The Relationship between Commit Message Detail and Defect Proneness in Java Projects on GitHub

机译：GitHub上Java项目中的提交消息详细信息和缺陷倾向之间的关系

获取原文

页面导航

摘要
著录项
相似文献
相关主题

摘要

Just-In-Time (JIT) defect prediction models aim to predict the commits that will introduce defects in the future. Traditionally, JIT defect prediction models are trained using metrics that are primarily derived from aspects of the code change itself (e.g., the size of the change, the author's prior experience). In addition to the code that is submitted during a commit, authors write commit messages, which describe the commit for archival purposes.
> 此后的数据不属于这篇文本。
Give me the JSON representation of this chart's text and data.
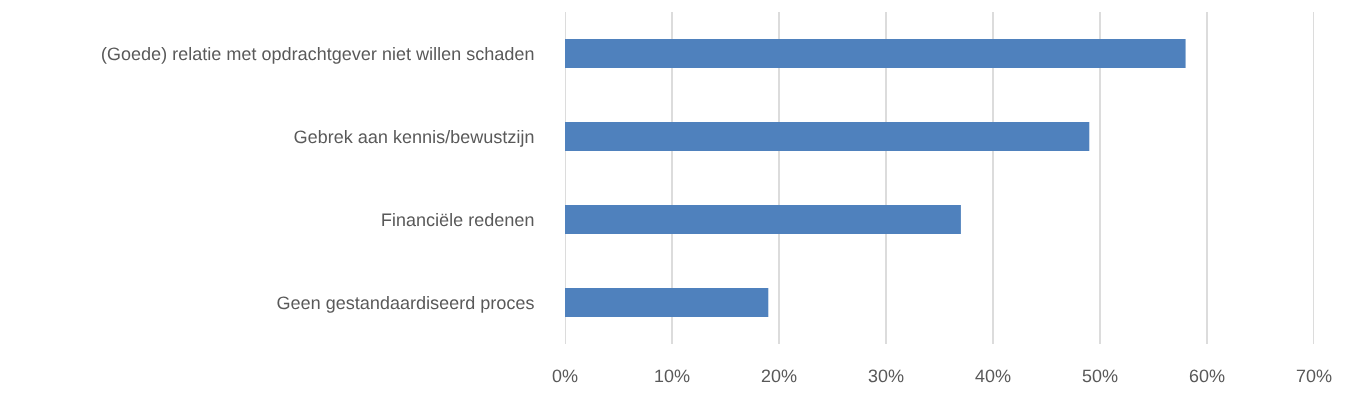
{
  "chart_data": {
    "type": "bar",
    "orientation": "horizontal",
    "categories": [
      "(Goede) relatie met opdrachtgever niet willen schaden",
      "Gebrek aan kennis/bewustzijn",
      "Financiële redenen",
      "Geen gestandaardiseerd proces"
    ],
    "values": [
      58,
      49,
      37,
      19
    ],
    "color": "#4f81bd",
    "xlim": [
      0,
      70
    ],
    "xticks": [
      {
        "value": 0,
        "label": "0%"
      },
      {
        "value": 10,
        "label": "10%"
      },
      {
        "value": 20,
        "label": "20%"
      },
      {
        "value": 30,
        "label": "30%"
      },
      {
        "value": 40,
        "label": "40%"
      },
      {
        "value": 50,
        "label": "50%"
      },
      {
        "value": 60,
        "label": "60%"
      },
      {
        "value": 70,
        "label": "70%"
      }
    ],
    "grid": "x",
    "legend": false
  }
}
It is our position that the level of detail in these commit messages can provide additional explanatory power to JIT defect prediction models. Hence, in this paper, we analyze the relationship between the defect proneness of commits and commit message volume (i.e., the length of the commit message) and commit message content (approximated using spam filtering technology). Through analysis of JIT models that were trained using 342 GitHub repositories, we find that our JIT models outperform random guessing models, achieving AUC and Brier scores that range between 0.63-0.96 and 0.01-0.21, respectively. Furthermore, our metrics that are derived from commit message detail provide a statistically significant boost to the explanatory power to the JIT models in 43%-80% of the studied systems, accounting for up to 72% of the explanatory power. Future JIT studies should consider adding commit message detail metrics.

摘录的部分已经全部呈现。